La BP ammorbidisce i toni sul taglio della produzione petrolifera nel 2030 per rassicurare gli investitori

La BP ammorbidisce i toni sul taglio della produzione petrolifera nel 2030 per rassicurare gli investitori
La BP ammorbidisce i toni sul taglio della produzione petrolifera nel 2030 per rassicurare gli investitori

(Si corregge nel paragrafo 12 con “vice capo” (non “capo”))

Di Ron Bousso

LONDRA (Reuters) – BP ha ammorbidito i termini della sua promessa di tagliare la produzione di petrolio e gas nel 2030, nel tentativo di rassicurare gli investitori sulla sua strategia di transizione energetica e ridurre il divario di valore con i rivali.

Negli ultimi mesi il CEO Murray Auchincloss ha orientato la strategia dell’azienda con sede a Londra per concentrarsi fortemente sui rendimenti. È stato meno enfatico del suo predecessore Bernard Looney sullo spostamento della BP verso le energie rinnovabili e l’energia a basse emissioni di carbonio.

Oggi le azioni BP sono in ritardo rispetto a quelle di Shell, TotalEnergies, Exxon Mobil e Chevron, sulla base di una serie di parametri chiave, riflettendo le preoccupazioni che BP non sta investendo nei segmenti più redditizi della sua attività, principalmente petrolio e gas.

Auchincloss non ha annullato l’obiettivo principale annunciato da Looney nel 2020, prima di annacquarlo nel 2023, ovvero che BP riducesse la produzione di petrolio e gas di circa il 25% tra il 2019 e il 2030 a 2 milioni di barili di petrolio equivalente al giorno (boed). La BP è l’unica grande compagnia petrolifera ad avere obiettivi di riduzione e l’impegno ha preoccupato alcuni investitori.

Parlando a Reuters martedì dopo che BP ha annunciato 2,7 miliardi di dollari di profitti nel primo trimestre, Auchincloss ha affermato che BP potrebbe superare o meno l’obiettivo del 2030.

“Due milioni (boed) è un numero decente a cui attenersi in questo momento.
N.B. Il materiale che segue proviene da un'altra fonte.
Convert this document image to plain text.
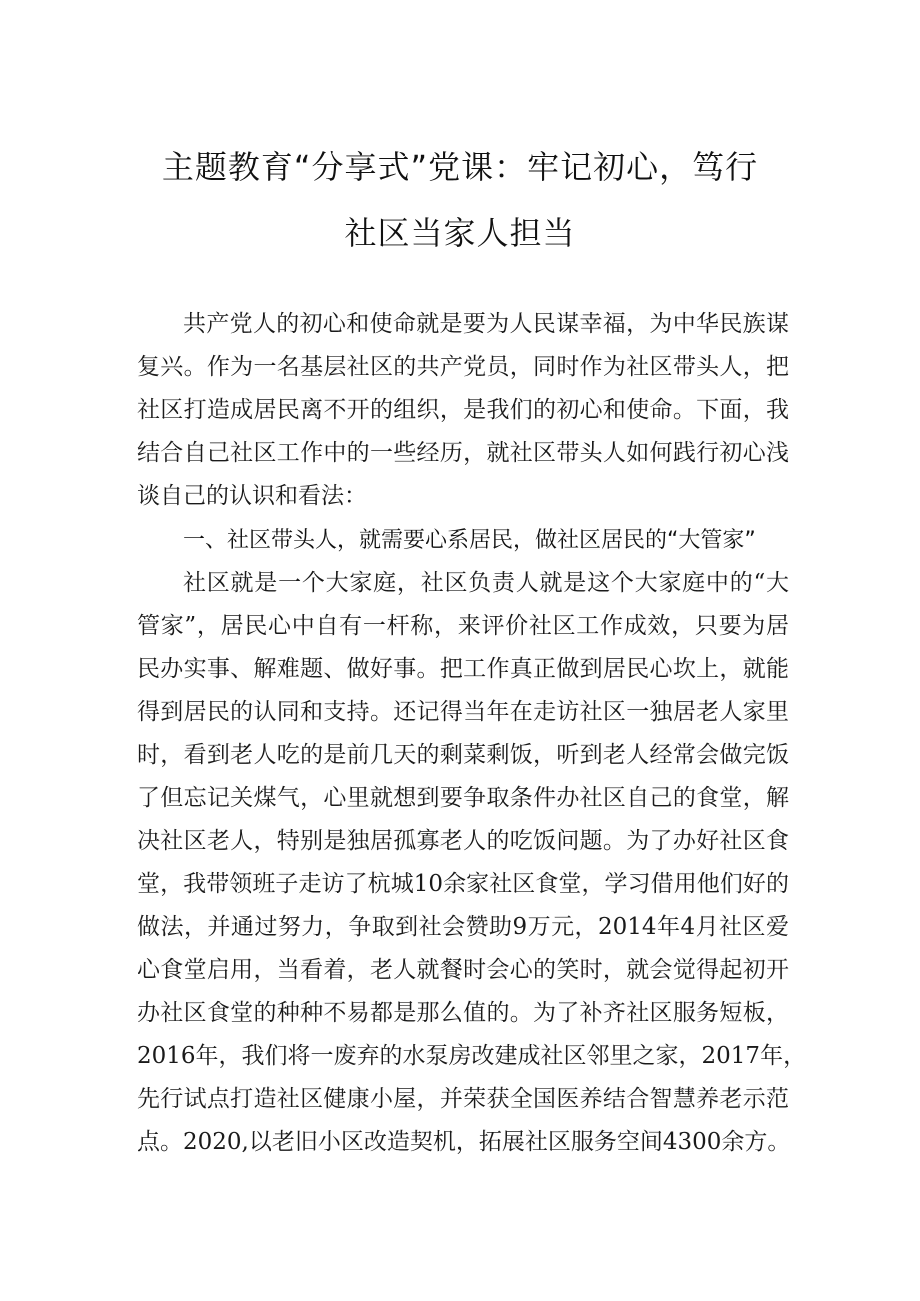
主题教育“分享式”党课：牢记初心，笃行
社区当家人担当
共产党人的初心和使命就是要为人民谋幸福，为中华民族谋
复兴。作为一名基层社区的共产党员，同时作为社区带头人，把
社区打造成居民离不开的组织，是我们的初心和使命。下面，我
结合自己社区工作中的一些经历，就社区带头人如何践行初心浅
谈自己的认识和看法：
一、社区带头人，就需要心系居民，做社区居民的“大管家”
社区就是一个大家庭，社区负责人就是这个大家庭中的“大
管家”，居民心中自有一杆称，来评价社区工作成效，只要为居
民办实事、解难题、做好事。把工作真正做到居民心坎上，就能
得到居民的认同和支持。还记得当年在走访社区一独居老人家里
时，看到老人吃的是前几天的剩菜剩饭，听到老人经常会做完饭
了但忘记关煤气，心里就想到要争取条件办社区自己的食堂，解
决社区老人，特别是独居孤寡老人的吃饭问题。为了办好社区食
堂，我带领班子走访了杭城10余家社区食堂，学习借用他们好的
做法，并通过努力，争取到社会赞助9万元，2014年4月社区爱
心食堂启用，当看着，老人就餐时会心的笑时，就会觉得起初开
办社区食堂的种种不易都是那么值的。为了补齐社区服务短板，
2016年，我们将一废弃的水泵房改建成社区邻里之家，2017年，
先行试点打造社区健康小屋，并荣获全国医养结合智慧养老示范
点。2020,以老旧小区改造契机，拓展社区服务空间4300余方。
Potrebbe essere più alto? Sì. Potrebbe essere più basso? Sì.”

APPROCCIO PRAGMATICO

Auchincloss, entrato in carica a gennaio dopo le scioccanti dimissioni di Looney lo scorso settembre, ha detto che avrebbe adottato un approccio pragmatico.

BP ha oltre 30 progetti in tutte le sue attività che dovrebbe decidere se procedere nei prossimi anni, ha affermato Auchincloss.
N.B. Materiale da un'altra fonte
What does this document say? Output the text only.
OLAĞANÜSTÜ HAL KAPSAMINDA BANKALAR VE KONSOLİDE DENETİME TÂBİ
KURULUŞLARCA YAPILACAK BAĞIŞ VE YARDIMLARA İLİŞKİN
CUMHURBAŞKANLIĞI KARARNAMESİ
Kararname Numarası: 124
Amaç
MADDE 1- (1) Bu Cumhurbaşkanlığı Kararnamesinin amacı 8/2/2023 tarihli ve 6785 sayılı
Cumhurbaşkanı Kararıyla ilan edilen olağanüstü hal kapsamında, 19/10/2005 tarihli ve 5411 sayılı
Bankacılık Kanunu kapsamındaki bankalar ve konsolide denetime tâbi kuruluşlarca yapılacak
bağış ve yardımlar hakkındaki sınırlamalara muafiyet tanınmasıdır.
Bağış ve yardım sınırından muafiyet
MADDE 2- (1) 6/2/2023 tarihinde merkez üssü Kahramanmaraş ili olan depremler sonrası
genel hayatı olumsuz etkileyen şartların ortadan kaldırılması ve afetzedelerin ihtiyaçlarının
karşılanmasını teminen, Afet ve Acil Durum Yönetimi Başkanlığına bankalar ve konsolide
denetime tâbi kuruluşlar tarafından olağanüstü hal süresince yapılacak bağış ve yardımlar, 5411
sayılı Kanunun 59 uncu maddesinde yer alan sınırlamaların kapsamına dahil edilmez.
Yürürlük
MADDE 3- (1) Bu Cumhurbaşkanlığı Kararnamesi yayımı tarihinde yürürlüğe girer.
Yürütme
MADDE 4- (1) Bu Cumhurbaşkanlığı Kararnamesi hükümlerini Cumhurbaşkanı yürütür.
“E poiché prendiamo queste decisioni con un approccio basato sui rendimenti, ciò aiuterà a definire quale sarà la nostra produzione nel 2030, ma io sono concentrato sui rendimenti e sul flusso di cassa, non sul volume”, ha affermato Auchincloss.

A febbraio, aveva dichiarato di aspettarsi che la produzione della BP crescesse dal 2% al 3% fino al 2027.

All’inizio di quest’anno, anche il CEO di Shell Wael Sawan ha annullato gli obiettivi di riduzione delle emissioni della società, citando le aspettative di una forte domanda di gas e l’incertezza sulla transizione energetica mentre cerca anche di aumentare le azioni di Shell.

Biraj Borkhataria, vice capo della ricerca europea presso RBC Capital Markets, ha affermato di aspettarsi che BP aumenti la sua spesa nella produzione di petrolio e gas, nota come upstream.

“BP ha sottolineato che si stanno concentrando sui rendimenti, e quindi mi aspetterei che la prossima iterazione della strategia di allocazione del capitale incorpori capex upstream (spese in conto capitale) più elevate e un’allocazione inferiore ad alcuni aspetti dei suoi motori di crescita di transizione.”

La storia continua

“Tutto sommato, ciò dovrebbe tradursi in volumi upstream più elevati rispetto all’obiettivo di 2 milioni di boed nel 2030”, ha affermato Borkhataria.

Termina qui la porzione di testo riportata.